9. In the case of Dilawar Singh Vrs. State of Delhi reported in MANU/SC/3678/2007 : A.I.R. 2007 Supreme Court 3234, the Hon'ble Supreme Court held that the principle has been statutorily recognized in section 210 of the Cr.P.C. which enjoins upon the Magistrate that when it is made to appear before him either during the inquiry or the trial of a complaint, that a complaint before the police is pending investigation in the same matter, he is to stop the proceeding in the complaint case and is to call for a report from the police. After the report is received from the police, he is to take up the matter together and if cognizance has been taken on the police report, he is to try the complaint case along with the G.R. Case as if both the cases are instituted upon police report. The aim of the provision is to safeguard the interest of the accused from unnecessary harassment. The provisions of Section 210 Cr.P.C. are mandatory in nature. It may be true that non-compliance of the provisions of section 210 Cr.P.C. is not ipso facto fatal to the prosecution because of the provision of Section 465 Cr.P.C., unless error, omission or irregularity has also caused the failure of justice and in determining the fact whether there is a failure of justice, the Court shall have regard to the fact whether there is a failure of justice and whether the objection could and should have been raised at an earlier stage in the proceedings.
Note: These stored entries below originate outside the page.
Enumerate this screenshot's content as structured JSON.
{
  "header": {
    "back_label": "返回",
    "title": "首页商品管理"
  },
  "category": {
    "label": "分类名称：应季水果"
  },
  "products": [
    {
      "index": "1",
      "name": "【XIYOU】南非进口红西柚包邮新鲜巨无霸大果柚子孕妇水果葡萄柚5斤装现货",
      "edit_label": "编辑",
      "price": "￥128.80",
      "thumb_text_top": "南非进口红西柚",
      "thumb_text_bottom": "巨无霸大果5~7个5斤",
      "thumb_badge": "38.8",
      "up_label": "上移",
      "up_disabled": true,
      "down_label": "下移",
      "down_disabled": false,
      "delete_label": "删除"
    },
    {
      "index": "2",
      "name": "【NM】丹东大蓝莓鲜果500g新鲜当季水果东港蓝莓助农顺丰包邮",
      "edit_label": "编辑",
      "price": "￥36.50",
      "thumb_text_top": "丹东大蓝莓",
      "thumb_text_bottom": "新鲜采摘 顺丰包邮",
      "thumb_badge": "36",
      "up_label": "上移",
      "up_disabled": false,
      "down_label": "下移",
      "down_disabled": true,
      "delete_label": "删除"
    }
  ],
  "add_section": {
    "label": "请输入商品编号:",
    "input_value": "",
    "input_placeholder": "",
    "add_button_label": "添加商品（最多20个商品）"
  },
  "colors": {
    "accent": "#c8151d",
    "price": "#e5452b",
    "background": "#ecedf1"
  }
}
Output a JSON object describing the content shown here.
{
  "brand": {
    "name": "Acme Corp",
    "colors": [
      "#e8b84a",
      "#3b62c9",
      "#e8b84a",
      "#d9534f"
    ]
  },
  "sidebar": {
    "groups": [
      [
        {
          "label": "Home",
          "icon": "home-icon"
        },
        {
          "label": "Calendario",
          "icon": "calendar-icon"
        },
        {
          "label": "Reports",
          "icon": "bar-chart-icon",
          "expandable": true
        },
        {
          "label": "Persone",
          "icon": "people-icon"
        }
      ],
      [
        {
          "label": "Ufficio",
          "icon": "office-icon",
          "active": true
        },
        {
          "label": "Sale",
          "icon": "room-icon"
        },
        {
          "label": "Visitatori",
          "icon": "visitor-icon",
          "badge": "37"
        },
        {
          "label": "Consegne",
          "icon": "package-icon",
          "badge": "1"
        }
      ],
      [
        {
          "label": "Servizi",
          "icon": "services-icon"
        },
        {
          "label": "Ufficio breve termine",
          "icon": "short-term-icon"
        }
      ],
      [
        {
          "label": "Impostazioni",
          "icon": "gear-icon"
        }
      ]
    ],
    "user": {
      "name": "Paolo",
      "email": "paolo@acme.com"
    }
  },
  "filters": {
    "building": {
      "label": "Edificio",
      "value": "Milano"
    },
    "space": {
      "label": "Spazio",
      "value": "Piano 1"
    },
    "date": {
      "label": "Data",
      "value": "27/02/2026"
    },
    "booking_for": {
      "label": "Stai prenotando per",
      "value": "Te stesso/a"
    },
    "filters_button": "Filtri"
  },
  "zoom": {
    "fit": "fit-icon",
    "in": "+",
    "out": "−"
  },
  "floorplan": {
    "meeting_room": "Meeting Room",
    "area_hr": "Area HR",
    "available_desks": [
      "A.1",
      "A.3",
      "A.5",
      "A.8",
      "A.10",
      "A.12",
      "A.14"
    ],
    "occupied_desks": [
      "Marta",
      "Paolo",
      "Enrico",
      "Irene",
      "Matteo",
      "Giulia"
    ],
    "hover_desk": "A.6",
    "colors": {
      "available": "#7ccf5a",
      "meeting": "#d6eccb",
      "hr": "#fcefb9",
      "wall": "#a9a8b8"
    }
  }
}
10. Protection of sanction as envisaged under section 197 of Cr.P.C. serves a very salutary purpose, viz., it protects the honest and sincere officer in the performance of their official duty and prevents demoralization of such officer against threat of frivolous and malicious prosecution leading to harassment. "Official duty" implies that the act or omission should have been done in discharge of the duty. Once any act or omission has been found to have been committed by a public servant in discharge of his duty then it must be given liberal and wide construction. Existence of reasonable connection between the act complained of and the discharge of official duty is necessary. Law is well settled that the protection given under section 197 of Cr.P.C. is not a cloak for doing the objectionable act. The excesses committed by the public servant during the performance of official duty are also protected under section 197 of Cr.P.C. It is the duty of the Court to find out whether the act done by the public servant and the official duty are so inter-connected/inter-related that one can postulate reasonably that it was done by the accused in performance of the official duty, though possibly in excess of the needs and requirements of the situation. (Ref:- Sudarsan Dash Vrs. Smt. Sarojini Mohapatra reported in MANU/OR/0044/2017 : (2017) 66 Orissa Criminal Reports 635).

11. In this case, there was ample material before the learned S.D.J.M., Champua that at the relevant time, the petitioners were performing their official duties and the complainant was found in a restricted zone of the Jail which is prohibited for the inmates for which there was exchange of words between the Warder and the complainant and also push and pull. Dr. Narayan Pradhan who was examined as a witness during inquiry under section 202 Cr.P.C. has stated that he treated the complainant on 11.12.2003 and as per his advice on 13.12.2003, X-ray of the right hand of the complainant was taken from which hairline fracture was detected. Therefore, there was no complain even in the Jail Hospital on 08.12.2003 regarding any injury sustained by the complainant.

12. On the available materials on record, I am satisfied that the petitioners were performing their official duties on the relevant day and the act complained of due to which the offence is stated to have been committed appears to have been committed while acting or purporting to act in the discharge of their official duties. Even though the allegations are of commission of excesses by the petitioners, in my humble view, the petitioners cannot be prosecuted without sanction from the competent authority. Sanction for prosecution under section 197 Cr.P.C. by the appropriate authority was necessary pre-requisite in the case before taking cognizance of the offence.

13. Resultantly, the impugned order suffers from non-application of mind and is hereby set aside. Accordingly, both the CRLMC applications are allowed.